A Phase 3 trial is recruiting participants to examine the effects of sacituzumab govitecan in patients with metastatic triple-negative breast cancer (TNBC) who failed to respond, or relapsed after at least two prior treatments.
Patients are being recruited for the trial (NCT02574455) across several clinical sites in the United States, Canada, France, Belgium, Spain, the United Kingdom, and Germany. Participating centers in the U.S. can be found here.
Sacituzumab govitecan, made by Immunomedics, is a drug-conjugate compound that combines an antibody against the TROP-2 protein — found in many tumor types, including breast, colon, lung and prostate cancers — with a toxic payload. Once bound to its target, sacituzumab govitecan releases the toxic compound into cancer cells.
The treatment has already shown promise in metastatic TNBC patients who failed prior therapies, leading to partial or complete responses in 30% of patients included in a prior Phase 2 trial (NCT02161679).
In the trial, patients also remained alive and without disease progression for six months and lived an average of 16.6 months. The findings were significantly better than those of historical controls, who lived an average of 10 to 13 months and the disease progression ceased for only 3.5 months.
Based on findings from that trial, the U.S. Food and Drug Administration had already granted sacituzumab govitecan fast track designation for the treatment of TNBC patients who failed to respond to previous therapies.
The Phase 3 ASCENT trial is designed to confirm the findings in a larger population of patients. It will enroll approximately 490 patients who received at least two prior chemotherapies, including taxane. Patients will be chosen at random to receive sacituzumab govitecan or a standard treatment selected by the physician such as Halaven (eribulin), Xeloda (capecitabine), gemcitabine, or Navelbine (vinorelbine).
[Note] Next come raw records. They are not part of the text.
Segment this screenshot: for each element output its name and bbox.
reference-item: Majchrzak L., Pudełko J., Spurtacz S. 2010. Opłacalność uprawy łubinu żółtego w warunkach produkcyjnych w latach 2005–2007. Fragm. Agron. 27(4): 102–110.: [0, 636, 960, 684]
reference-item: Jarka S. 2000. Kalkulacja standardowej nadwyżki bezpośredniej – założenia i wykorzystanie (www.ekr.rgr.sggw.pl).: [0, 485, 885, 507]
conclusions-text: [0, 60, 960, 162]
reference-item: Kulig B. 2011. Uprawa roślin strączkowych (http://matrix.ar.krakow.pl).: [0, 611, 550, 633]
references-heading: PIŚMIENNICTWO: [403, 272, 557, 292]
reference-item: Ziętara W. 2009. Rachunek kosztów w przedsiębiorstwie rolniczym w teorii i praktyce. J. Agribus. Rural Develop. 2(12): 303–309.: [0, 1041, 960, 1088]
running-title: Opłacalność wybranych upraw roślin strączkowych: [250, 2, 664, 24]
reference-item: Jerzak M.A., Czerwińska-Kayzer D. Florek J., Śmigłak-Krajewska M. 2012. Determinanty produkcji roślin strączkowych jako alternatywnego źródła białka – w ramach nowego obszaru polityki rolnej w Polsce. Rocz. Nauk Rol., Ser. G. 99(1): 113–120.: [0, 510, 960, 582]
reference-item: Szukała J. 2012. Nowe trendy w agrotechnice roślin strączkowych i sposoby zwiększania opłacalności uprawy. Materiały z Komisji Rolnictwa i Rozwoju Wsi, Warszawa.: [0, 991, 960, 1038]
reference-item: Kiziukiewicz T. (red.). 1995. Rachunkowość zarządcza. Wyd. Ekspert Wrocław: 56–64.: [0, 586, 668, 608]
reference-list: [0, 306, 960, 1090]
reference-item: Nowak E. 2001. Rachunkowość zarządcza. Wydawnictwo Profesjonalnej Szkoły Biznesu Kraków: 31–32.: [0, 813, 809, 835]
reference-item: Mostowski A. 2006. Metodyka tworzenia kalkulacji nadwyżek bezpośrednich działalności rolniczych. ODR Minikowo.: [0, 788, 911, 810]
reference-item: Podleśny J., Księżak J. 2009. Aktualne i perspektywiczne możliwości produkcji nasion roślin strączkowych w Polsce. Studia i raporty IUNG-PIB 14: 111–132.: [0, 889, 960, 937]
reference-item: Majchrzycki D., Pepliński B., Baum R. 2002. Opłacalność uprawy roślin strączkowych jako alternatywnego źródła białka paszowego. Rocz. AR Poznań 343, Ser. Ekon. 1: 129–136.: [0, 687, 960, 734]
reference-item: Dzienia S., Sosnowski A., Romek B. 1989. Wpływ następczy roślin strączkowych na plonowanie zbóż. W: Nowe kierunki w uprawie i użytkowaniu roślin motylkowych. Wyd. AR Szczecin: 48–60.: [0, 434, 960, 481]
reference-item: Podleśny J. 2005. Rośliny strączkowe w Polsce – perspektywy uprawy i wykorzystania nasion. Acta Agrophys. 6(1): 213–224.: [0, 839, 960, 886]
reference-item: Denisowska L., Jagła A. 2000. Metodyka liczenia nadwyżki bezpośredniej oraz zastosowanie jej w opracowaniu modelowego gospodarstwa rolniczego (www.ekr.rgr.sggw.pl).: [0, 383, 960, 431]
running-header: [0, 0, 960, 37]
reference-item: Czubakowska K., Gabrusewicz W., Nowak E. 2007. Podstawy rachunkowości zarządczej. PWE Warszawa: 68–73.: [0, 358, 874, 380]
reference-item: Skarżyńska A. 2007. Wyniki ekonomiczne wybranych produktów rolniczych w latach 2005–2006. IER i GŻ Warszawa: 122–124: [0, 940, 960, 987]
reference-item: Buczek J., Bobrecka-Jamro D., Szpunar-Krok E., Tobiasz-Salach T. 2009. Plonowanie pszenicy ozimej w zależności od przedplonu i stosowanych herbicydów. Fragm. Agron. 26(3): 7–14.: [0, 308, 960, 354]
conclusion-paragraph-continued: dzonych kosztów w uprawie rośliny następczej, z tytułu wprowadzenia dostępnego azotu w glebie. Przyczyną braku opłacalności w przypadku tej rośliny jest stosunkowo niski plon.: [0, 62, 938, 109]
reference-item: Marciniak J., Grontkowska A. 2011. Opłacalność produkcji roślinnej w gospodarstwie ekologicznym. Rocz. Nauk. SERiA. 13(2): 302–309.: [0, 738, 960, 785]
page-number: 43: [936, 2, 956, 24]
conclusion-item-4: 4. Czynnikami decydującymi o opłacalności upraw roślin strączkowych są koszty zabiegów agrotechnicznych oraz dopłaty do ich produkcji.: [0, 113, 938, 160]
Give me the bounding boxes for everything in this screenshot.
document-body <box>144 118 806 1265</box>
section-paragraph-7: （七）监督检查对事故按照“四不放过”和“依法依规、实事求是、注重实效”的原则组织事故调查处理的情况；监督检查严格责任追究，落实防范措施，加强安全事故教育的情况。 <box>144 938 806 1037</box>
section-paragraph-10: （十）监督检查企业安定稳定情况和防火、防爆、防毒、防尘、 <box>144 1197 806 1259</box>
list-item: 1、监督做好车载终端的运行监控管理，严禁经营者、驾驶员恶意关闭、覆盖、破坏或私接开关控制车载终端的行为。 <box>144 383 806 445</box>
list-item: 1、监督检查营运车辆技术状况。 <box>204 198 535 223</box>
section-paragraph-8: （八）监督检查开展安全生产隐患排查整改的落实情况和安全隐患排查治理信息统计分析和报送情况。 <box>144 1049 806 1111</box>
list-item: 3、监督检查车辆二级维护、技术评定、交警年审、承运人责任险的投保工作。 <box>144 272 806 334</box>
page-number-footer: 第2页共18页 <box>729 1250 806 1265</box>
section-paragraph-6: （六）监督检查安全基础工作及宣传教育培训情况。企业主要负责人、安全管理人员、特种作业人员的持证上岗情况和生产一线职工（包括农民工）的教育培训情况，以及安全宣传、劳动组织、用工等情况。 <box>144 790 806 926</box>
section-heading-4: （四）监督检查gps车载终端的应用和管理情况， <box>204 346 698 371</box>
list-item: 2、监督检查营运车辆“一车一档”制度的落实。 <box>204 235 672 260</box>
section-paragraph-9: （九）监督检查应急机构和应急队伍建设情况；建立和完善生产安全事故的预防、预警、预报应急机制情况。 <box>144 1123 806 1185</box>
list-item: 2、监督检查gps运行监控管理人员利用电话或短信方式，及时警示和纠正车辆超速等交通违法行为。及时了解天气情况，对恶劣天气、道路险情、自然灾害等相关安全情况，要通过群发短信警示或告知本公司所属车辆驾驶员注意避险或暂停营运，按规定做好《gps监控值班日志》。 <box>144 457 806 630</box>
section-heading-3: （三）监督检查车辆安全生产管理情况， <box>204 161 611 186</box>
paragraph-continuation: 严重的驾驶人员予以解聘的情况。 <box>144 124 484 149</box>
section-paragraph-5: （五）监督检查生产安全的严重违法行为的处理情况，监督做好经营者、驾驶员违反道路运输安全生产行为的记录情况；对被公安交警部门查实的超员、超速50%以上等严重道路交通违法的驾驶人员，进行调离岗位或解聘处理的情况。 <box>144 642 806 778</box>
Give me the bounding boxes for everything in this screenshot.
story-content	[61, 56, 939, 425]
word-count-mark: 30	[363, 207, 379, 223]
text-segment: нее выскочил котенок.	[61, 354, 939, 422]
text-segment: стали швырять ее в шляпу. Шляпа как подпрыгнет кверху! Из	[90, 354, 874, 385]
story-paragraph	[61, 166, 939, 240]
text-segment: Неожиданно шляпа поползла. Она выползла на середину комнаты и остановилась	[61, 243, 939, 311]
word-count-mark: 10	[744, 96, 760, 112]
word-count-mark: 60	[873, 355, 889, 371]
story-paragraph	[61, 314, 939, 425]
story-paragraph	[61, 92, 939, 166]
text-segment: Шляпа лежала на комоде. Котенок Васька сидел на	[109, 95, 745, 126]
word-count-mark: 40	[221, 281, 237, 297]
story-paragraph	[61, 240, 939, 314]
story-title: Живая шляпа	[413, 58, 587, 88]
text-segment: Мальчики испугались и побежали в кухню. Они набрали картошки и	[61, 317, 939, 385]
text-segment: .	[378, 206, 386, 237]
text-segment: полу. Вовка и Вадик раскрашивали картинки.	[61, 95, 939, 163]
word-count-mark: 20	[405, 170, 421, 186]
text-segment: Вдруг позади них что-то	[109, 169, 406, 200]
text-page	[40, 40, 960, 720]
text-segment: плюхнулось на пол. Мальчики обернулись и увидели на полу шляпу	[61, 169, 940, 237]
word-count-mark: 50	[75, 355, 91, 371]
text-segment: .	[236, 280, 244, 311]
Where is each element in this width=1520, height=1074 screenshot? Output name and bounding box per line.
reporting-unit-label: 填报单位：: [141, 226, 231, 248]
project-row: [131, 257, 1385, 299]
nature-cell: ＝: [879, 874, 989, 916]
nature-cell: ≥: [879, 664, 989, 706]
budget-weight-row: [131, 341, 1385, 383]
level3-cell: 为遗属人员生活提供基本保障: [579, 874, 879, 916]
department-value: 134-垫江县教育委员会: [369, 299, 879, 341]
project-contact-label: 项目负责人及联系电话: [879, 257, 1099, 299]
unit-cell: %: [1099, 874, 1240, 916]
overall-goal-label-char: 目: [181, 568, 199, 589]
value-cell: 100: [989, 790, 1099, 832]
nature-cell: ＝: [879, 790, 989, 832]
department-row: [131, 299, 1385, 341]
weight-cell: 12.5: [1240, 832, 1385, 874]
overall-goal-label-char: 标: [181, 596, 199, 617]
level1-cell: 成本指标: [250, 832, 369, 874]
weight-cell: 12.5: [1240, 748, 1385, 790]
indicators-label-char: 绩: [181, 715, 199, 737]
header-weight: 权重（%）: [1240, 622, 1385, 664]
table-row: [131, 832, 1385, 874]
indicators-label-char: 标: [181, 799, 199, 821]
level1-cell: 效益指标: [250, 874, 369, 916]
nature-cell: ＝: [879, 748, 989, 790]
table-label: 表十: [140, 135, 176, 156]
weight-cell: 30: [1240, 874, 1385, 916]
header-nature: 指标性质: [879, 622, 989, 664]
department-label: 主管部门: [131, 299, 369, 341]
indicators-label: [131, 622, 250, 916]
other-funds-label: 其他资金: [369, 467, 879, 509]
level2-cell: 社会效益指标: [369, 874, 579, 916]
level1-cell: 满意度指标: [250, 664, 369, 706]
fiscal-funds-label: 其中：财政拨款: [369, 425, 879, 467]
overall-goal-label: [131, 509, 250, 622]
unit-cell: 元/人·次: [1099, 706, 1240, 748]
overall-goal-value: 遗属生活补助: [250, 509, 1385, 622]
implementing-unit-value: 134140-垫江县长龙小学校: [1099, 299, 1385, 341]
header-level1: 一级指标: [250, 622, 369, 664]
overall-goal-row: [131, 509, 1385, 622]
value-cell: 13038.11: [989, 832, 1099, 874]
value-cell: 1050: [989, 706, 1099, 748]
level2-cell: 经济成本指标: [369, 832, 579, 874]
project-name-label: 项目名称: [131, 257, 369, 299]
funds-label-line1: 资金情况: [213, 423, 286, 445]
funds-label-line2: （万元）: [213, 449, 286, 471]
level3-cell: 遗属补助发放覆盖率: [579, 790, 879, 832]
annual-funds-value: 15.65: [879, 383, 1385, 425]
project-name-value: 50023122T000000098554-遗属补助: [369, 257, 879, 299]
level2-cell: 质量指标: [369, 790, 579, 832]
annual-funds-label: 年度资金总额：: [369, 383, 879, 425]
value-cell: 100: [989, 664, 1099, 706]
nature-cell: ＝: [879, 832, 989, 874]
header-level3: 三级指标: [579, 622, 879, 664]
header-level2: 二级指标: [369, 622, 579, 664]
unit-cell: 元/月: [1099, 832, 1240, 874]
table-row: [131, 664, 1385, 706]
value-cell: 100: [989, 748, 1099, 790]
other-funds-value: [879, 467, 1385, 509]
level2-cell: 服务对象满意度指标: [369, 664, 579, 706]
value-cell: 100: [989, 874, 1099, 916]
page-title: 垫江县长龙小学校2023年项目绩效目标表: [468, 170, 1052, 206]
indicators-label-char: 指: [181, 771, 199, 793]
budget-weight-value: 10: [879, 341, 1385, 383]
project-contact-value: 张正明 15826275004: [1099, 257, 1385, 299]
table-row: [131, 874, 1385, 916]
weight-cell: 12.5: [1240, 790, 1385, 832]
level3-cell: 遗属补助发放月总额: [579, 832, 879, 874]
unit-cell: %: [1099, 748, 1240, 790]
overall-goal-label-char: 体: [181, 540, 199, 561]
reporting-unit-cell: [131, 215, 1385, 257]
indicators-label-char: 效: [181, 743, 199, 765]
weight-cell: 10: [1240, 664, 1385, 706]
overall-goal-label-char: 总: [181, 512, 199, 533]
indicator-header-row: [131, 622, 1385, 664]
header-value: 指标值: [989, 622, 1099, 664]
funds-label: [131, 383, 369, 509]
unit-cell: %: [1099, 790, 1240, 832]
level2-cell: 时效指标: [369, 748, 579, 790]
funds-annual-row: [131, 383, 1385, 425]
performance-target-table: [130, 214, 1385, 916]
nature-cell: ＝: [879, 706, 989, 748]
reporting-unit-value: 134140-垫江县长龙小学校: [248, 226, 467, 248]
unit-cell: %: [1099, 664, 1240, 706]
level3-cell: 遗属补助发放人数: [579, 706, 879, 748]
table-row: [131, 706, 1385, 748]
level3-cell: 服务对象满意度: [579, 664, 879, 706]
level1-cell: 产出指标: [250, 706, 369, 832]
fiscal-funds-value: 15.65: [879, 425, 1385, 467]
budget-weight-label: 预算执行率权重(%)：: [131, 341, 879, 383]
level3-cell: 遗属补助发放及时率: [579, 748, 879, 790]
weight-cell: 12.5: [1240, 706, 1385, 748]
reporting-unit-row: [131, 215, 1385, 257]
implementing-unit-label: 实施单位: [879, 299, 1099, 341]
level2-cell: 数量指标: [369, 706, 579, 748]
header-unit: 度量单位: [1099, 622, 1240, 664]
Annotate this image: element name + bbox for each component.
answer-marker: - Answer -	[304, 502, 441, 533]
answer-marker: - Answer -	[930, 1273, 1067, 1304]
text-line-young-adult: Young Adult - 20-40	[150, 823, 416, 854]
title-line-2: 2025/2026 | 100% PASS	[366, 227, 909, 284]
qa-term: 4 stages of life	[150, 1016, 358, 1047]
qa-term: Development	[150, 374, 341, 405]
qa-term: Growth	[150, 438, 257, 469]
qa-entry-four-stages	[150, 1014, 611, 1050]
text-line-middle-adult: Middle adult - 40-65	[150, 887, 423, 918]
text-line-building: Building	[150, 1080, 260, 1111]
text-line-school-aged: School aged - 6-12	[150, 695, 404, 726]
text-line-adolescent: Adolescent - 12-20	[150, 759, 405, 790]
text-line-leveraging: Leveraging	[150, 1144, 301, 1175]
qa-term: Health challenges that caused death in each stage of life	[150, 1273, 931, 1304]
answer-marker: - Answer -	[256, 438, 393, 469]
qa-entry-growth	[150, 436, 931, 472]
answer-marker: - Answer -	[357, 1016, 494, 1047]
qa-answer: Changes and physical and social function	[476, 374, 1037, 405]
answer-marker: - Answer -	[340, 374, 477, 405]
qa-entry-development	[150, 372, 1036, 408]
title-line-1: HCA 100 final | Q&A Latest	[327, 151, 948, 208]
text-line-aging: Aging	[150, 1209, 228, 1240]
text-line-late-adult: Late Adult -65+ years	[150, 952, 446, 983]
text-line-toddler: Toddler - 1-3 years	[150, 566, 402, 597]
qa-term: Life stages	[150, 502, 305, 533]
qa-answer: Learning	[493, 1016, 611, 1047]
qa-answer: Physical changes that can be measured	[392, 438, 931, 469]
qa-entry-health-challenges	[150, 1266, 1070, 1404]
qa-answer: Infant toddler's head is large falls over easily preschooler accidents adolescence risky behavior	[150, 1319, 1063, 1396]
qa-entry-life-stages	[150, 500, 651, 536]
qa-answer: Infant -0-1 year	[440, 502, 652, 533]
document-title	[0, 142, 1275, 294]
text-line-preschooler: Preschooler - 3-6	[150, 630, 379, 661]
Sacituzumab govitecan will be infused on the first and eighth day of every 21-day cycle. Treatment will proceed unless toxicity levels are unacceptable, the disease worsens, or the patient withdraws from the trial or dies.
Participants will get computed tomography (CT) scans at least every six weeks for 36 weeks, and every nine weeks thereafter.
ASCENT’s primary goal is to determine if sacituzumab govitecan delays disease progression or death in these patients, compared with standard treatments. Overall survival, objective response rate, and duration of response will be assessed as secondary goals.